Não obstante os proclamados objectivos desenvolvimentistas, o período subsequente à revolução foi caracterizado por uma destruição sistemática dos principais pilares da economia portuguesa, um processo pelo qual o país ainda hoje paga um pesado custo. Em pouco tempo, a jovem democracia portuguesa viu-se obrigada a recorrer à ajuda externa, com os pedidos de auxílio ao FMI em 1977 e 1983 a marcarem decisivamente as dificuldades do novo regime em cumprir as suas promessas de trazer a prosperidade.

Mais tarde, a adesão à então CEE em 1986 marcou o início de um período de prosperidade que parecia finalmente trazer o prometido desenvolvimento. A “Europa” era/foi, então, a solução para os problemas económicos e provavelmente – considerando as circunstâncias do período 1974-1985 – foi também fundamental para permitir a consolidação da democracia em Portugal.

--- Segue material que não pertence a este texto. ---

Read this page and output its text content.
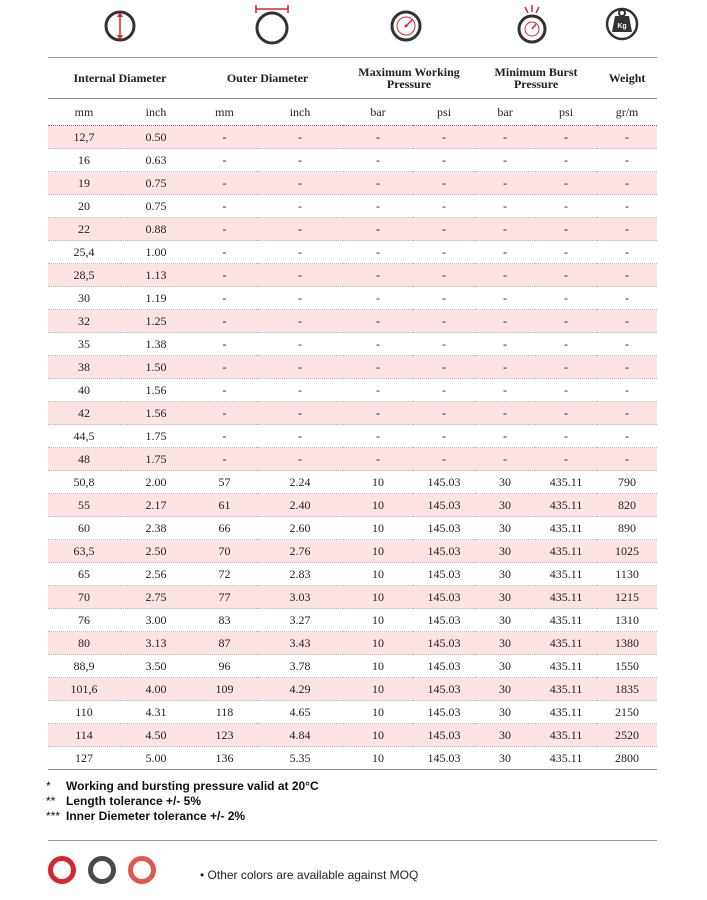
Kg
Internal Diameter		Outer Diameter		Maximum Working Pressure		Minimum Burst Pressure		Weight
mm	inch	mm	inch	bar	psi	bar	psi	gr/m
12,7	0.50	-	-	-	-	-	-	-
16	0.63	-	-	-	-	-	-	-
19	0.75	-	-	-	-	-	-	-
20	0.75	-	-	-	-	-	-	-
22	0.88	-	-	-	-	-	-	-
25,4	1.00	-	-	-	-	-	-	-
28,5	1.13	-	-	-	-	-	-	-
30	1.19	-	-	-	-	-	-	-
32	1.25	-	-	-	-	-	-	-
35	1.38	-	-	-	-	-	-	-
38	1.50	-	-	-	-	-	-	-
40	1.56	-	-	-	-	-	-	-
42	1.56	-	-	-	-	-	-	-
44,5	1.75	-	-	-	-	-	-	-
48	1.75	-	-	-	-	-	-	-
50,8	2.00	57	2.24	10	145.03	30	435.11	790
55	2.17	61	2.40	10	145.03	30	435.11	820
60	2.38	66	2.60	10	145.03	30	435.11	890
63,5	2.50	70	2.76	10	145.03	30	435.11	1025
65	2.56	72	2.83	10	145.03	30	435.11	1130
70	2.75	77	3.03	10	145.03	30	435.11	1215
76	3.00	83	3.27	10	145.03	30	435.11	1310
80	3.13	87	3.43	10	145.03	30	435.11	1380
88,9	3.50	96	3.78	10	145.03	30	435.11	1550
101,6	4.00	109	4.29	10	145.03	30	435.11	1835
110	4.31	118	4.65	10	145.03	30	435.11	2150
114	4.50	123	4.84	10	145.03	30	435.11	2520
127	5.00	136	5.35	10	145.03	30	435.11	2800
* Working and bursting pressure valid at 20°C
** Length tolerance +/- 5%
*** Inner Diemeter tolerance +/- 2%
• Other colors are available against MOQ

Infelizmente para o país, só uma parte da prosperidade que se seguiu era real e sustentável. A abertura comercial intra-comunitária e a liberalização parcial da economia possibilitaram crescimento real e abriram algum espaço para um gradual processo de reconstrução do tecido económico que a euforia revolucionária havia dizimado. Mas uma parte da prosperidade tinha pés de barro. Por um lado, os fundos comunitários que geraram uma verdadeira indústria de “rentismo” que ainda hoje perdura com gravíssimos efeitos para os mais variados sectores da economia: desde a construção civil até às Universidades, abundam instituições especializadas na captura directa ou indirecta de fundos europeus. Por outro lado, mas em parte pelas mesmas razões, o país assistiu ao aumento contínuo e insustentável da despesa do Estado. A adesão ao euro completou o quadro com o acesso ao crédito fácil para Estado e particulares e a consequente montanha de dívida acumulada.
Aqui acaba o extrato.